Chèque et Mate de Galien Sarde – .

Chèque et Mate de Galien Sarde – .
Chèque et Mate de Galien Sarde – .

Pour comprendre qu’ailleurs, l’eau abonde encore, que d’autres sociétés, libres et ouvertes, ont survécu, le narrateur doit d’abord descendre aux enfers, dans le labyrinthe des sous-sols où pullulent les opposants : trafiquants, poètes, joueurs, buveurs d’espoir, rêveurs sous acide. . Il est guidé par Mat qui s’est donné pour mission de le sauver et qui, contrairement à lui, semble évoluer, là comme partout, dans son milieu naturel.

Après cette descente initiatique, c’est sans Eurydice, puissance sacrificielle à peine entrevu, mais toujours rivée à Mat, qu’il connaîtra la grâce de l’évasion dans un monde désertique, incandescent, où malgré tout, de robustes traces de vie animale et végétale, un un monde où les miracles sont possibles – appelons-les Phèdre, Doris – jusqu’à cet échec qui plane, tel un condor, du titre au point final.

Galien Sarde rassemble tous les éléments d’une dystopie classique avec un sens aigu de la narration, éclatés en flashbacks alternant l’horizontalité flamboyante de la course avec la sombre verticalité de la planque.
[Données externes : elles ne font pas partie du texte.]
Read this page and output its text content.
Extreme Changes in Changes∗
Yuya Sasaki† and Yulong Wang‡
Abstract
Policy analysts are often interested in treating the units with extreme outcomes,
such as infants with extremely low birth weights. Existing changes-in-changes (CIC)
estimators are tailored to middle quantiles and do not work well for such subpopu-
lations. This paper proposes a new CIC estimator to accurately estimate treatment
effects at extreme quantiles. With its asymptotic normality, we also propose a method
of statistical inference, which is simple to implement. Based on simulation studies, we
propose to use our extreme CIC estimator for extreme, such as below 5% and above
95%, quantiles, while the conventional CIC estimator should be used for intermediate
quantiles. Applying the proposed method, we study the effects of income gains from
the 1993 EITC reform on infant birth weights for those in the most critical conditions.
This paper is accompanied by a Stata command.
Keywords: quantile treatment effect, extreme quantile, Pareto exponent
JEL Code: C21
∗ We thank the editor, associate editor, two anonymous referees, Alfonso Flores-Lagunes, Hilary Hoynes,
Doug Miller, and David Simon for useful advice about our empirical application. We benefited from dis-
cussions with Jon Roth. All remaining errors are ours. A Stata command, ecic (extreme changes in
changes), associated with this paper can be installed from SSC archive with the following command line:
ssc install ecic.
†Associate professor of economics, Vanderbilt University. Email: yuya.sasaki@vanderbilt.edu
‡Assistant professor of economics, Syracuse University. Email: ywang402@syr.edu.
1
Mais bien sûr, comme la vérité dans la Ville, la vérité de l’histoire est hors les murs, enfouie ou projetée. “[l’]la peur confine à la joie, à la splendeur ; […] les deux se touchent et communiquent, indissolubles”.

Il y a d’abord Mat, sauveur sorti du feu, robuste, rassurant, tutélaire. Pourquoi Mat a-t-il tendu sa main protectrice sur ce narrateur fragile et impuissant, pourquoi l’entraîne-t-il dans sa quête désespérée de liberté ? Mystère : Le salut est toujours aléatoire. Mat est le guide. Le meneur. Il tient la carte, s’accroche au volant, s’endort épuisé à terre pour se réveiller régénéré, tel un géant mythologique. Pourtant son élan, comme celui de ses passagers, se brise brutalement dans le canyon. Dans la dystopie, le sauveur lui-même est aléatoire.
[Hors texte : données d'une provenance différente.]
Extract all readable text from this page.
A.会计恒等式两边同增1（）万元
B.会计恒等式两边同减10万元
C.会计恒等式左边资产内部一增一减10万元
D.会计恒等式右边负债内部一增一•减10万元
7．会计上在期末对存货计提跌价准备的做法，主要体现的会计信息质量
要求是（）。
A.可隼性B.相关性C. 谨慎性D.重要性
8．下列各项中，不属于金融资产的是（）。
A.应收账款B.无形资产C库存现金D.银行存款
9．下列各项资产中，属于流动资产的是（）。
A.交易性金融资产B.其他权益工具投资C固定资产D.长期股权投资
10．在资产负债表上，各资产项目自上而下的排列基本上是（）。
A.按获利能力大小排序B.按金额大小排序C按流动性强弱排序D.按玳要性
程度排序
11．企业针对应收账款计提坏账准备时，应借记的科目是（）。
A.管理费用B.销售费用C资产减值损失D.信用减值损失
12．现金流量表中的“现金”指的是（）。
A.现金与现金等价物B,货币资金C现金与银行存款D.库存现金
Ensuite, il y a l’eau : celle, monopolisée par les puissants, qui est soumise à des restrictions drastiques, celle qu’ils stockent, qui leur est arrachée, que l’on sauve ou que l’on boit avidement et enfin celle qui, généreuse, dans laquelle on se plonge. vie. Niché au creux d’un Eden pétrifié, un lac accueille les fuyards dans ses eaux lustrales et tendrement matricielles, un baptême de fraîcheur avant l’étape finale.
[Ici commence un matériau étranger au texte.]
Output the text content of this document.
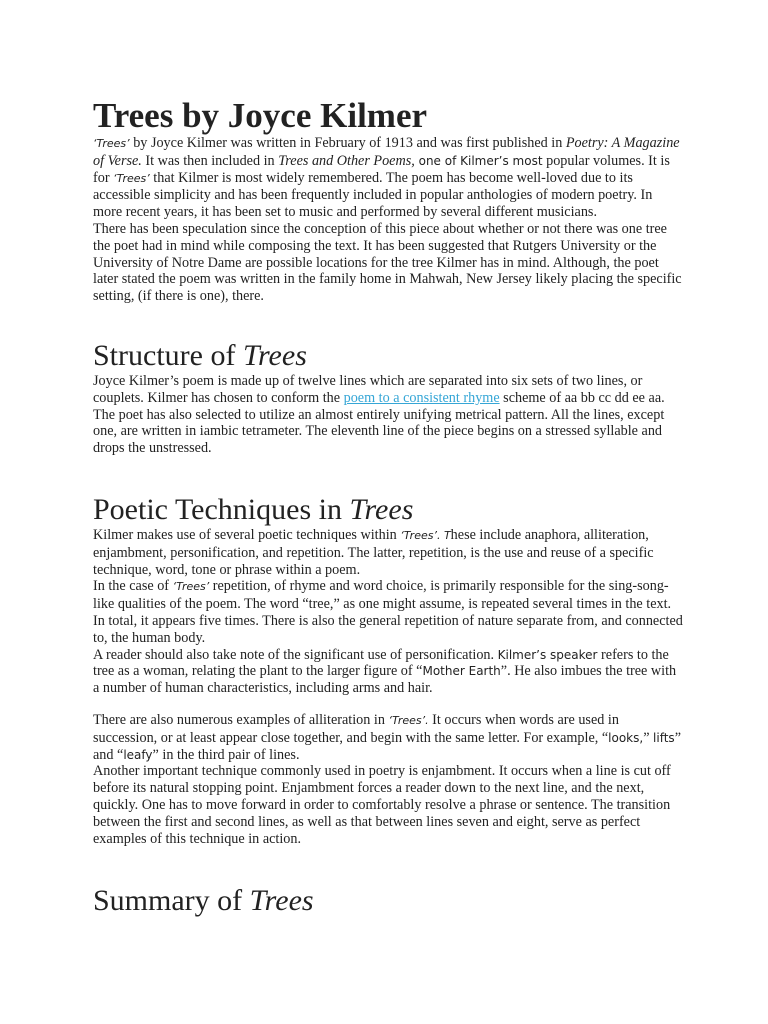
Trees by Joyce Kilmer

‘Trees’ by Joyce Kilmer was written in February of 1913 and was first published in Poetry: A Magazine of Verse. It was then included in Trees and Other Poems, one of Kilmer’s most popular volumes. It is for ‘Trees’ that Kilmer is most widely remembered. The poem has become well-loved due to its accessible simplicity and has been frequently included in popular anthologies of modern poetry. In more recent years, it has been set to music and performed by several different musicians.

There has been speculation since the conception of this piece about whether or not there was one tree the poet had in mind while composing the text. It has been suggested that Rutgers University or the University of Notre Dame are possible locations for the tree Kilmer has in mind. Although, the poet later stated the poem was written in the family home in Mahwah, New Jersey likely placing the specific setting, (if there is one), there.

Structure of Trees

Joyce Kilmer’s poem is made up of twelve lines which are separated into six sets of two lines, or couplets. Kilmer has chosen to conform the poem to a consistent rhyme scheme of aa bb cc dd ee aa. The poet has also selected to utilize an almost entirely unifying metrical pattern. All the lines, except one, are written in iambic tetrameter. The eleventh line of the piece begins on a stressed syllable and drops the unstressed.

Poetic Techniques in Trees

Kilmer makes use of several poetic techniques within ‘Trees’. These include anaphora, alliteration, enjambment, personification, and repetition. The latter, repetition, is the use and reuse of a specific technique, word, tone or phrase within a poem.

In the case of ‘Trees’ repetition, of rhyme and word choice, is primarily responsible for the sing-song-like qualities of the poem. The word “tree,” as one might assume, is repeated several times in the text. In total, it appears five times. There is also the general repetition of nature separate from, and connected to, the human body.

A reader should also take note of the significant use of personification. Kilmer’s speaker refers to the tree as a woman, relating the plant to the larger figure of “Mother Earth”. He also imbues the tree with a number of human characteristics, including arms and hair.

There are also numerous examples of alliteration in ‘Trees’. It occurs when words are used in succession, or at least appear close together, and begin with the same letter. For example, “looks,” lifts” and “leafy” in the third pair of lines.

Another important technique commonly used in poetry is enjambment. It occurs when a line is cut off before its natural stopping point. Enjambment forces a reader down to the next line, and the next, quickly. One has to move forward in order to comfortably resolve a phrase or sentence. The transition between the first and second lines, as well as that between lines seven and eight, serve as perfect examples of this technique in action.

Summary of Trees
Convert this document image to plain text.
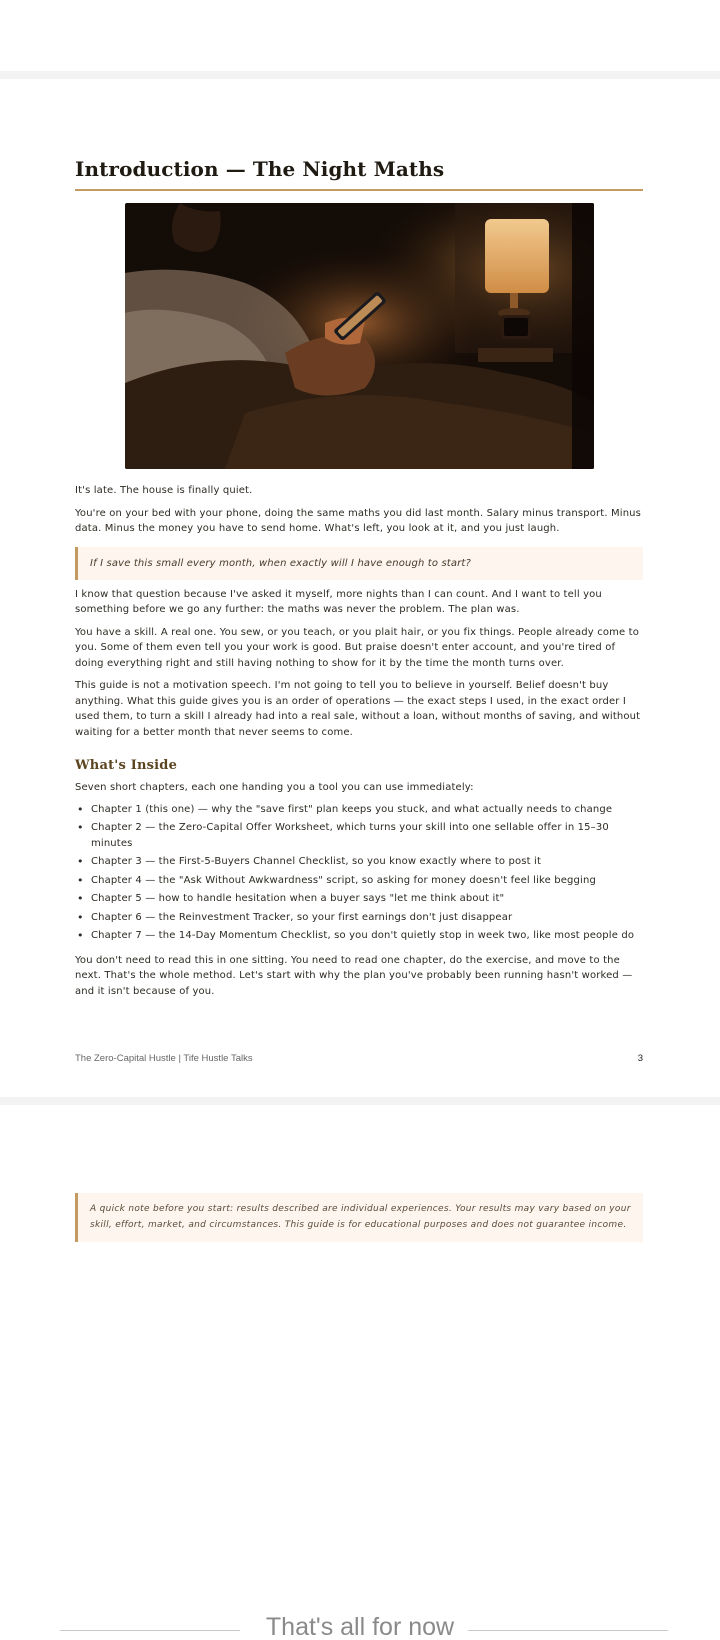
Introduction — The Night Maths

It's late. The house is finally quiet.

You're on your bed with your phone, doing the same maths you did last month. Salary minus transport. Minus data. Minus the money you have to send home. What's left, you look at it, and you just laugh.

If I save this small every month, when exactly will I have enough to start?

I know that question because I've asked it myself, more nights than I can count. And I want to tell you something before we go any further: the maths was never the problem. The plan was.

You have a skill. A real one. You sew, or you teach, or you plait hair, or you fix things. People already come to you. Some of them even tell you your work is good. But praise doesn't enter account, and you're tired of doing everything right and still having nothing to show for it by the time the month turns over.

This guide is not a motivation speech. I'm not going to tell you to believe in yourself. Belief doesn't buy anything. What this guide gives you is an order of operations — the exact steps I used, in the exact order I used them, to turn a skill I already had into a real sale, without a loan, without months of saving, and without waiting for a better month that never seems to come.

What's Inside

Seven short chapters, each one handing you a tool you can use immediately:

• Chapter 1 (this one) — why the "save first" plan keeps you stuck, and what actually needs to change
• Chapter 2 — the Zero-Capital Offer Worksheet, which turns your skill into one sellable offer in 15–30 minutes
• Chapter 3 — the First-5-Buyers Channel Checklist, so you know exactly where to post it
• Chapter 4 — the "Ask Without Awkwardness" script, so asking for money doesn't feel like begging
• Chapter 5 — how to handle hesitation when a buyer says "let me think about it"
• Chapter 6 — the Reinvestment Tracker, so your first earnings don't just disappear
• Chapter 7 — the 14-Day Momentum Checklist, so you don't quietly stop in week two, like most people do

You don't need to read this in one sitting. You need to read one chapter, do the exercise, and move to the next. That's the whole method. Let's start with why the plan you've probably been running hasn't worked — and it isn't because of you.

The Zero-Capital Hustle | Tife Hustle Talks	3
A quick note before you start: results described are individual experiences. Your results may vary based on your skill, effort, market, and circumstances. This guide is for educational purposes and does not guarantee income.
That's all for now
Enfin, à l’autre bout du canyon roule le flux salé, le sérum originel. Moins heureux qu’Icare, le narrateur l’aperçoit dans sa chute, mais tombe lourdement sans parvenir à se diluer. Inaccessible, ce ne sera pour lui qu’une vibration lumineuse, le “immense voile bleu vert de l’océan« .

Galien Sarde décrit, construit son univers comme on peint un tableau, ligne d’horizon, lignes de fuite, grandes aplats de couleur qui évoquent parfois Nicolas de Staël. Entre les eaux amniotiques du lac et l’océan aérien s’étend le canyon, concentré d’existence. La vision finale du narrateur évoque irrésistiblement une EMI, une expérience de mort imminente, telle que rapportée en Occident – ​​car, on le sait, les visions diffèrent selon les cultures : un long tunnel, s’ouvrant au loin sur un infini éblouissant.

Mat a-t-il vraiment échoué ? Le Sauveur n’était-il qu’un imposteur conduisant ses disciples à leur ruine ? Ou savait-il que la trajectoire, celle qui tend toujours vers le but qu’elle n’atteint jamais, se suffit à elle-même, et que l’océan n’est en vérité qu’un ultime mirage de chaleur ? La réponse est au bout du canyon.